Samenvatting
De bijna wekelijkse briefwisseling tussen 1940-1946 tussen moeder in Haren en dochter met joods onderduikkind in Utrecht over het dagelijkse leven in oorlogstijd
Een joodse baby brengt zijn eerste levensjaren door als het acht maanden jongere 'broertje' van een protestants zusje. Het is oorlog, om te overleven heeft zijn moeder hem bij vreemden ondergebracht. ‘Je kunt alles niet zo schrijven’ is een keuze uit de bijna wekelijkse correspondentie in de oorlogsjaren tussen de oorlogsmoeder Fietje Sneijders de Vogel op een bovenwoning in Utrecht en haar bezorgde, maar ook nuchtere, moeder ‘Mams’ de Vries in het weidse Groningse Haren. De brieven gaan over het leven van alledag in die oorlogsjaren van twee ‘gewone’ protestantse Nederlandse middenklasse gezinnen.
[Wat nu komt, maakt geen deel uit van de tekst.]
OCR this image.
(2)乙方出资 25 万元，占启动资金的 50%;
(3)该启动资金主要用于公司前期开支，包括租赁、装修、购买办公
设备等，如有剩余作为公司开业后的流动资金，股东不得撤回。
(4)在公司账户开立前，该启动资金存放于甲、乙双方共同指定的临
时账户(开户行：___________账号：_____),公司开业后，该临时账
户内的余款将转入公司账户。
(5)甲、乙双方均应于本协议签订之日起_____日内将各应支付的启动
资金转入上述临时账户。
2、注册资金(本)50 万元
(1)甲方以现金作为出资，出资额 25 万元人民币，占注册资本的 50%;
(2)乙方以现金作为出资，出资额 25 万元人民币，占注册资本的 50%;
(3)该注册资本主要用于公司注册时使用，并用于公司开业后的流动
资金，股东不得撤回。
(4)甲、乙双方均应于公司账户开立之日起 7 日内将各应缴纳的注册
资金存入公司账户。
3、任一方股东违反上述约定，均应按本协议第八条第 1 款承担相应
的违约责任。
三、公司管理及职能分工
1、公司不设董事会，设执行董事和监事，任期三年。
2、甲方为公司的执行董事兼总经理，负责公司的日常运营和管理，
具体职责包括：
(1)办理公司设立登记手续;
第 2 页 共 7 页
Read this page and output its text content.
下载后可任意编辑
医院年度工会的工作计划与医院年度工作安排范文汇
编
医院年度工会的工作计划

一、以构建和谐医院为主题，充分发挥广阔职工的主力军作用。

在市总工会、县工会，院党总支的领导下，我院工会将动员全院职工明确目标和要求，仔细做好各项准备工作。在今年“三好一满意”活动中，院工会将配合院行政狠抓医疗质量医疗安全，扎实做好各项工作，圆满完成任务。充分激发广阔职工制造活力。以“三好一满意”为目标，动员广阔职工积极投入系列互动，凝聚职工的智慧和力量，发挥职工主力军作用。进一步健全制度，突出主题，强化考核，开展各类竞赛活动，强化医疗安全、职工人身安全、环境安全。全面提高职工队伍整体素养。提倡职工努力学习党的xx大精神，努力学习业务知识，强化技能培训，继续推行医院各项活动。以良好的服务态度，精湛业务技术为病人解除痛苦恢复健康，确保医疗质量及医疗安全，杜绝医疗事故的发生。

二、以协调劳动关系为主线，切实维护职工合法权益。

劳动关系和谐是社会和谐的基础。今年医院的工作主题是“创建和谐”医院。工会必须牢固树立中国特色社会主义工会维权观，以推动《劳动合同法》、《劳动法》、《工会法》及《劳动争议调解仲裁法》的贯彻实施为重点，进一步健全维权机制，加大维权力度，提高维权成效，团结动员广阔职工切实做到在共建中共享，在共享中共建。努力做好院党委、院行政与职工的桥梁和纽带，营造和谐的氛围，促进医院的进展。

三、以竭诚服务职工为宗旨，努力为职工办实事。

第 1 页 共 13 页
Over de zorgen over eten, kleding, een warm huis, over een recept voor appeltaart. De brieven werden gewoon met de post verstuurd, of vergezelden de zendingen groente en fruit die over en weer gingen. Uit Groningen kwamen aardappelen naar Utrecht, appels uit de Betuwe gingen naar Haren. Dit alles tegen een decor van onzekerheid, angst en geheimhouding, waarin brieven niet frank en vrij geschreven kunnen worden. Het dwingt de lezer van nu tussen de regels te lezen en te begrijpen wat er nièt gezegd wordt. Na de oorlog gaat het joodse jongetje terug naar zijn moeder. Hij blijft zich zijn hele leven verbonden voelen met zijn oorlogszusje en zijn oorlogsouders, die voor hun opvang postuum geëerd werden met de Yad Vashem-onderscheiding.